Finding A Use For Surplus Filament Spools

If you’re a heavy user of a 3D printer, or a welder, you’ll know the problem of empty spools. You’ve used up all the filament or the welding wire, and you’re left with a substantial plastic spool. It’s got to be useful for something, you think, and thus it’s Too Good To Throw Away. Before you know it you have a huge pile of the things all looking for a use that you know one day you’ll find.

If you follow the example of [Chuck Hellebuyck], you could use them as wheels for a small go-kart (YouTube link). He 3D-printed some hub adapters for the spools to use skate bearings, mounted them of threaded axles to a classic wooden go-kart frame, and set off downhill wearing his stock-car racing helmet.

Of course, [Chuck]’s go-kart is a bit of fun, but it’s probably fair to say that 3D printer spools are not the ideal wheel. Those rims aren’t particularly durable, and with no tires he’s in for a bumpy ride. Perhaps a tire could be found to fit and a tube placed within it, but that would start to sound expensive against those cheap off-the-shelf wheelbarrow items.

But the project does raise the interesting question: what exactly do you do with your empty spools? There have to be some awesome uses for them, so please share yours in the comments. Meanwhile follow Chuck’s go-kart adventures in the video below the break.

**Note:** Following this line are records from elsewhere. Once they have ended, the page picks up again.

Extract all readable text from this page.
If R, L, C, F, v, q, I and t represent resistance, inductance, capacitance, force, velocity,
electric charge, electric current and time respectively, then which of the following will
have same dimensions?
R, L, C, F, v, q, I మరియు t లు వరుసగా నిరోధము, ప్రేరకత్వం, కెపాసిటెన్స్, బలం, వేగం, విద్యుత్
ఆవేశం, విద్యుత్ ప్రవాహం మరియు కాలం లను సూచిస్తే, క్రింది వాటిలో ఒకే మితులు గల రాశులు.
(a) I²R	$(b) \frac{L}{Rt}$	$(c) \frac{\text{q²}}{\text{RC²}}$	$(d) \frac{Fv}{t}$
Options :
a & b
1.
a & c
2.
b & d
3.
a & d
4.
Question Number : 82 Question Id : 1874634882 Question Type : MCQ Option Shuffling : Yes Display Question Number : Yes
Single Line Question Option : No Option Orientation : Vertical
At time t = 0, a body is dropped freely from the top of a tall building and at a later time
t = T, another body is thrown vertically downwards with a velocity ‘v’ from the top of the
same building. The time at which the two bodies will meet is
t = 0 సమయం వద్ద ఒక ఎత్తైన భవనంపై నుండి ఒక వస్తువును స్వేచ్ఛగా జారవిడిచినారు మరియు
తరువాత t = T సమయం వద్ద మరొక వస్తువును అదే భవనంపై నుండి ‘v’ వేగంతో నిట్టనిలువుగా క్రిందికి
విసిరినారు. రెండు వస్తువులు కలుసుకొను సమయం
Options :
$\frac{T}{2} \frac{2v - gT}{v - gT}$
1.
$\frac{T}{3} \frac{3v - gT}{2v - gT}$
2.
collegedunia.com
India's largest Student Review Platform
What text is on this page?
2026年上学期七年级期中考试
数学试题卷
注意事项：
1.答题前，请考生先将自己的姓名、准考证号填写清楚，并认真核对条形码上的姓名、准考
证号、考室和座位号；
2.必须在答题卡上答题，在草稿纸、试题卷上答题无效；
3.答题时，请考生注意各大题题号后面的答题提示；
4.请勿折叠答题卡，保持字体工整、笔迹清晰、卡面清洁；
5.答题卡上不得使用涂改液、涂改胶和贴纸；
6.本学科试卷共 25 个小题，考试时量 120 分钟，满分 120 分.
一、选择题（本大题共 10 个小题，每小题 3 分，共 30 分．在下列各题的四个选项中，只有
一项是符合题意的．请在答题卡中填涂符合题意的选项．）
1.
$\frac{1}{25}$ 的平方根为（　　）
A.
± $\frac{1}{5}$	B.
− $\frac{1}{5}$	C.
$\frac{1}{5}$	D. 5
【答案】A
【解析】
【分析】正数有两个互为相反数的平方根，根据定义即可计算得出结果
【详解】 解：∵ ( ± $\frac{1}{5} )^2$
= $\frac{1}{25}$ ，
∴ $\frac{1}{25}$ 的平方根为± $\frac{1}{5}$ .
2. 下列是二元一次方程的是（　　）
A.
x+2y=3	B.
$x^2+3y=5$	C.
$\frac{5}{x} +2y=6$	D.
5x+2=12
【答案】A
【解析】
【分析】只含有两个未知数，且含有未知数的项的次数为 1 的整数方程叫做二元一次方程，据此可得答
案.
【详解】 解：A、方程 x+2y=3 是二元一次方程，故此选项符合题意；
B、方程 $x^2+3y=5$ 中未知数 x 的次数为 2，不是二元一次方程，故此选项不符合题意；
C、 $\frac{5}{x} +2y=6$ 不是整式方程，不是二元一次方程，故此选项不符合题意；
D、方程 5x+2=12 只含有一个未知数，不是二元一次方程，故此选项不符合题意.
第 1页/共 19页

It’s not often that we draw a blank when searching the Hackaday archives, but through our entire history of recycling stories we can’t find another 3D printer spool story (This is usually a cue for commenters to tell us about the ones we missed). Evidently, this means that there is a huge untapped potential as Hackaday readers are sitting on a massive trove of empty spools just waiting for that killer application.